The price increase is apparently due to several factors. A drought in the Southern US resulted in a much small peanut crop, and many farmers planted fewer acres of peanuts since the price of cotton was higher. Others blame the “green” energy trend, where acreage normally used for food production is being planted with corn for ethanol production.
Either way, we can’t run out of the stuff. As I stood in grocery store aisle staring at the price sticker, it was all I could do to not grab every last jar on the shelf and run like mad. What if the store runs out? How much am I actually willing to spend on peanut butter? What will we eat for breakfast? AAACCCKKK!
Ok, relax. The only way they will run out of peanut butter is if everyone panics and buys more than they need. I will be a model citizen and NOT stock up on peanut butter and we will be fine. Really.
This crazy urge to panic about peanut butter got me thinking. First-this is clearly a first world problem. Although I consider peanut butter a staple, a shortage of it is not going to send my family into the streets. There are an estimated 925 million hungry people in the world and 98% of them live in developing countries. There are more hungry people in the world than the combined populations of Canada, US and the European Union. We are embarrassingly well off in this country. My concern over the supply of a ‘staple’ in our household is minor compared to those who struggle to provide food, medicine and shelter for their children on a daily basis.
Second-I realized that the manipulated or artificial scarcity of goods-whether it’s peanut butter or the latest installation of Call of Duty – might be sparked by corporations and media trying to make a buck, but it is completely fuelled by us. We decide to panic and stock up on items or services that “might” run out. We pre-order the latest electronics, movies, and video games. We buy rubber boots in February and winter coats in August. We line up before dawn to register our children for pre-school, swimming lessons and sports teams. Consider the consumer mayhem that Christmas, Halloween, or Valentine’s Day have become. We decide to give in to the hype.
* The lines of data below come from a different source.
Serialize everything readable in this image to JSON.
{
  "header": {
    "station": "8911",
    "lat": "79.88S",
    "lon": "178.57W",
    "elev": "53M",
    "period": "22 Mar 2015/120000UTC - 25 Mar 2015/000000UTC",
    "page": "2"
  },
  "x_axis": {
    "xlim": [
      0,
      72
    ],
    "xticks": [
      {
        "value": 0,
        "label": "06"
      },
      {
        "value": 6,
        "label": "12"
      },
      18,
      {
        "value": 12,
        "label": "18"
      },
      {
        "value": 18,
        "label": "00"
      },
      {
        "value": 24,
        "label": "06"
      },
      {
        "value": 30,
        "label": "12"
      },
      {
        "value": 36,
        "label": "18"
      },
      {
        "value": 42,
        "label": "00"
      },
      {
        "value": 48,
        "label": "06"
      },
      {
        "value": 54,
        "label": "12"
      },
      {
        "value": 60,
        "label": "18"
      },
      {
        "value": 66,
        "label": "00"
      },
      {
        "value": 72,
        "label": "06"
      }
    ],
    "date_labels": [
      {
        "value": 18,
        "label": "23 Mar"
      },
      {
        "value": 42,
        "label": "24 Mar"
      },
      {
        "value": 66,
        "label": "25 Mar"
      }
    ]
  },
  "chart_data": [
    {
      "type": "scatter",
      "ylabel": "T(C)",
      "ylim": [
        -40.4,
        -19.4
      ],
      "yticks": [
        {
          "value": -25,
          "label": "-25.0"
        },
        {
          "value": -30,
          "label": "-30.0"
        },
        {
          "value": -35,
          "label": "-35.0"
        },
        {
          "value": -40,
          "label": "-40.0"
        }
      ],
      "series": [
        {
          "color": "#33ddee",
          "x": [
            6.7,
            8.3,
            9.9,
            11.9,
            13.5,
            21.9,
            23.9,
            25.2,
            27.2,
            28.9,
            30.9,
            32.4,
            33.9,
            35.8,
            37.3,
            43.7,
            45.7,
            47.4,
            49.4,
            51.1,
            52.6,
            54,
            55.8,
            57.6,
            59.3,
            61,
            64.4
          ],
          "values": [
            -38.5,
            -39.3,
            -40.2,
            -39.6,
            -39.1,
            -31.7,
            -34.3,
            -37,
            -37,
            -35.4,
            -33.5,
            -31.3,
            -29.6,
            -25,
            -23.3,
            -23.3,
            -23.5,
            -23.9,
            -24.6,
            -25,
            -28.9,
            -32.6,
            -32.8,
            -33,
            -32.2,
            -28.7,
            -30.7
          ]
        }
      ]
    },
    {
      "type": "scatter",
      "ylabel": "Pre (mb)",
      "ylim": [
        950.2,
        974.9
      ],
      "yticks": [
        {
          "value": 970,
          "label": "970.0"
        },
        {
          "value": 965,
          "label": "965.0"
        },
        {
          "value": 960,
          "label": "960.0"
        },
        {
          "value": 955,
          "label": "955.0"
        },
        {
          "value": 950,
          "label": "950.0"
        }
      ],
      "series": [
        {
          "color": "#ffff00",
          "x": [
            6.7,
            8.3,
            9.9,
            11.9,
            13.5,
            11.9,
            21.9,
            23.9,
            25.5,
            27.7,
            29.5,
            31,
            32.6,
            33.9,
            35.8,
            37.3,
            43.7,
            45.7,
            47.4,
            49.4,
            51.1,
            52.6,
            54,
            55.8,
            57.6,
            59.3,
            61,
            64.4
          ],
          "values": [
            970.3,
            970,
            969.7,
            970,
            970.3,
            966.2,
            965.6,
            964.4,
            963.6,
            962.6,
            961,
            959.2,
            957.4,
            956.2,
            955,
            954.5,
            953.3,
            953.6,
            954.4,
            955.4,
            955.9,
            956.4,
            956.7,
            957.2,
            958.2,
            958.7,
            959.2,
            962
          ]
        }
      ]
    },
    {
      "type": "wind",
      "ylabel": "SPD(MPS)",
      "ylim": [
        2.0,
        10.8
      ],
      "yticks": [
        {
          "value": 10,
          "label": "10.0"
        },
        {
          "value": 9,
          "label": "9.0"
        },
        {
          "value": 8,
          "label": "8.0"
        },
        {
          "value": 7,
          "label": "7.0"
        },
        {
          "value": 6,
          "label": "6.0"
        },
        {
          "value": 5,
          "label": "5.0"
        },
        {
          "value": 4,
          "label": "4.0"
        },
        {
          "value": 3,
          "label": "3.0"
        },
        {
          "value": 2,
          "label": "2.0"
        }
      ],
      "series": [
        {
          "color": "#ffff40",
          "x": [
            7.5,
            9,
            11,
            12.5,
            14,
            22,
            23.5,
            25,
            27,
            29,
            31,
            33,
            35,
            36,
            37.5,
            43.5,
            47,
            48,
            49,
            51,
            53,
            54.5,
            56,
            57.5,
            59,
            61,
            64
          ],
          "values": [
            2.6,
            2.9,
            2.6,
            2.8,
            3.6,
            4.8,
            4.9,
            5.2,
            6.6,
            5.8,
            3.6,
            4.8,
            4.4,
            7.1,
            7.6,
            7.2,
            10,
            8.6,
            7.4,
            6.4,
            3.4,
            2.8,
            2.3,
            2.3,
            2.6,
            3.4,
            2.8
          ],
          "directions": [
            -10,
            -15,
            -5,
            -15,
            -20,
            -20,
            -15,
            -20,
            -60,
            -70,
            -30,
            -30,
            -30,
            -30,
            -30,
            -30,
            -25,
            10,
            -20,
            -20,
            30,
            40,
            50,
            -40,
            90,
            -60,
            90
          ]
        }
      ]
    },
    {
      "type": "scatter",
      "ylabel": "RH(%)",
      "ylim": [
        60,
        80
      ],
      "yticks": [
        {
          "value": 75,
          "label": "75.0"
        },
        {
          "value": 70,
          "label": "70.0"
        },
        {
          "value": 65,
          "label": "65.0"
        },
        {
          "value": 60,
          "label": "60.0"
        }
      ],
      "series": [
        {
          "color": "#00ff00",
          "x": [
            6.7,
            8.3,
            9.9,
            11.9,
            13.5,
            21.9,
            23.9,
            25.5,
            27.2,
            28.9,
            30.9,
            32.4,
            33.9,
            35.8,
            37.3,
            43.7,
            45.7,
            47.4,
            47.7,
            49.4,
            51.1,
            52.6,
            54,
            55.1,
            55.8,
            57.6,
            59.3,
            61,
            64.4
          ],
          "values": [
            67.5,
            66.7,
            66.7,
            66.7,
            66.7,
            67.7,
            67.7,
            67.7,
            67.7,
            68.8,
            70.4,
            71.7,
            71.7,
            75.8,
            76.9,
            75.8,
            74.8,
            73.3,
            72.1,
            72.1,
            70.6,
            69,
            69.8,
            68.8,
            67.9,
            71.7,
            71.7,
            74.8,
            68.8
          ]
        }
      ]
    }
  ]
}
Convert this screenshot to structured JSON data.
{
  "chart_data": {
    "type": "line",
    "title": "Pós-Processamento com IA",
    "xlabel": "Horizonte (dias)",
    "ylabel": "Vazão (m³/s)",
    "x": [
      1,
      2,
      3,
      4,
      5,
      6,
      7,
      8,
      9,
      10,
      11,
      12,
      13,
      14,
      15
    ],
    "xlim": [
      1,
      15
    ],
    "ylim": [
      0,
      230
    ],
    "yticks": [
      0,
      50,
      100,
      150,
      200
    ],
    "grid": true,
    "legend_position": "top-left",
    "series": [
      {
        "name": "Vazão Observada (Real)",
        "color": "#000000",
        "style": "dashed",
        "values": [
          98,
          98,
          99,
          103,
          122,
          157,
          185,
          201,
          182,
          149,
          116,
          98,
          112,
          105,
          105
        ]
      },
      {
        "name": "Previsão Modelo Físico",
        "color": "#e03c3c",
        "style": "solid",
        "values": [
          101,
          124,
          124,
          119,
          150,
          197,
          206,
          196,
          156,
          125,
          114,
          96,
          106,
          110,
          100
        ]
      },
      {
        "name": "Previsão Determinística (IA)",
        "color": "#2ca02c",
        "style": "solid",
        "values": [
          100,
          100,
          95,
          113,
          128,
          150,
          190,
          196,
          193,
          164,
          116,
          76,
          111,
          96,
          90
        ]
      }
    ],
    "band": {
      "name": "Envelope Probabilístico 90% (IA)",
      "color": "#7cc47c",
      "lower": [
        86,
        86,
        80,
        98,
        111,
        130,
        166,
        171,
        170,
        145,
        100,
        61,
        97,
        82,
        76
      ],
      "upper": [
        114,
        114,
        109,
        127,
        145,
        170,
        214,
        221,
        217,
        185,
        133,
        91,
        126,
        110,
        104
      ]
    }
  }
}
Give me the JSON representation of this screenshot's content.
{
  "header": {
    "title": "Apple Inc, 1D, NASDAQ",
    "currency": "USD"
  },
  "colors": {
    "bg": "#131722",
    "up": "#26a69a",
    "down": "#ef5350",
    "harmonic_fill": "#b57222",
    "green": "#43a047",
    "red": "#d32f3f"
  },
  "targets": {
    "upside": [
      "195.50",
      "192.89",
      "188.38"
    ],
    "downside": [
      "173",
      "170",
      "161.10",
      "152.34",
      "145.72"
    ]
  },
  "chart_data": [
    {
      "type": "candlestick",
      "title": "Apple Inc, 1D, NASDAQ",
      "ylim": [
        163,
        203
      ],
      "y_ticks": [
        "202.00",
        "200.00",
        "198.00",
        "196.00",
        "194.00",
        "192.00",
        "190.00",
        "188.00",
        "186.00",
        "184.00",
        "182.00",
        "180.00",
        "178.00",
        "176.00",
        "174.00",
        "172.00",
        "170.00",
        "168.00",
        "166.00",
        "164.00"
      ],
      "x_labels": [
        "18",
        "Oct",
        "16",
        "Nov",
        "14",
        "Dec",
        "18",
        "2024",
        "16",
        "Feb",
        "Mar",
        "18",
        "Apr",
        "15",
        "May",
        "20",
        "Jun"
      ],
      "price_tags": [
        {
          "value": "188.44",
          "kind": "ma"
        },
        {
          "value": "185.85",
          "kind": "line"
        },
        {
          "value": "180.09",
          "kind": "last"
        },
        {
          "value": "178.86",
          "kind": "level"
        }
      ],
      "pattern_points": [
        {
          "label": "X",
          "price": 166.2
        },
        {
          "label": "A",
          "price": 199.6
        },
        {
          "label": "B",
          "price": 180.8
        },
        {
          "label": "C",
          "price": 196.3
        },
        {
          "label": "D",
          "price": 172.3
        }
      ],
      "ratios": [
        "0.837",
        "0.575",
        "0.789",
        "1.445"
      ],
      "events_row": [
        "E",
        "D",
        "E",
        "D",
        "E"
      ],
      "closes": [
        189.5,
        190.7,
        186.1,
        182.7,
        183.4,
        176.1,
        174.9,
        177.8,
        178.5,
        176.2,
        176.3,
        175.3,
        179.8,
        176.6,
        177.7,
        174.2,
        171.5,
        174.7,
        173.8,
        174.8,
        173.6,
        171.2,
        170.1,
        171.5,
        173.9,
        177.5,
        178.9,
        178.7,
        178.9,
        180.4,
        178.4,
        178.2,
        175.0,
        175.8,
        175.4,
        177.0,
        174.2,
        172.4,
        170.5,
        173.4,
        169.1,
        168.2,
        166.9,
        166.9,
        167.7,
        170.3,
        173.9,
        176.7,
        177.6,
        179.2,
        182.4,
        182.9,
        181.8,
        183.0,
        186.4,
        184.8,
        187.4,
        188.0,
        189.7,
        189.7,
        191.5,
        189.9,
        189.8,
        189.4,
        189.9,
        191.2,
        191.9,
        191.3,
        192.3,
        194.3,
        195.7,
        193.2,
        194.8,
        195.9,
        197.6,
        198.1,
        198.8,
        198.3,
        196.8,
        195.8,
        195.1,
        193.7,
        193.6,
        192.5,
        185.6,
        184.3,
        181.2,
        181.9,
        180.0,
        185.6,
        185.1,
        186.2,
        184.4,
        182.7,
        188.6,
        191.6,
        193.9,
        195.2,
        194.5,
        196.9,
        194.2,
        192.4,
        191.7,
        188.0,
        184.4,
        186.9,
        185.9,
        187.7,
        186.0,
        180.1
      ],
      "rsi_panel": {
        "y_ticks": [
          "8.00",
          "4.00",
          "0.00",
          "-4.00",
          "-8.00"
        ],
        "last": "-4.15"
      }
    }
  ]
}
So, I’ve decided NOT to stock up on peanut butter, despite the potential for scarcity and the rising panic in my chest. Pondering this issue has reminded me how lucky I am to be able to afford to feed, clothe and shelter my family. We can choose to act responsibly.
PS: For some reason, a book I read as a child popped into my mind while writing this post. It’s called “If Everybody Did” by Jo Ann Stover. I like the picture where the cat looks all mangled because everybody kept squeezing it in the middle. I think I’ll look for it in the library tomorrow.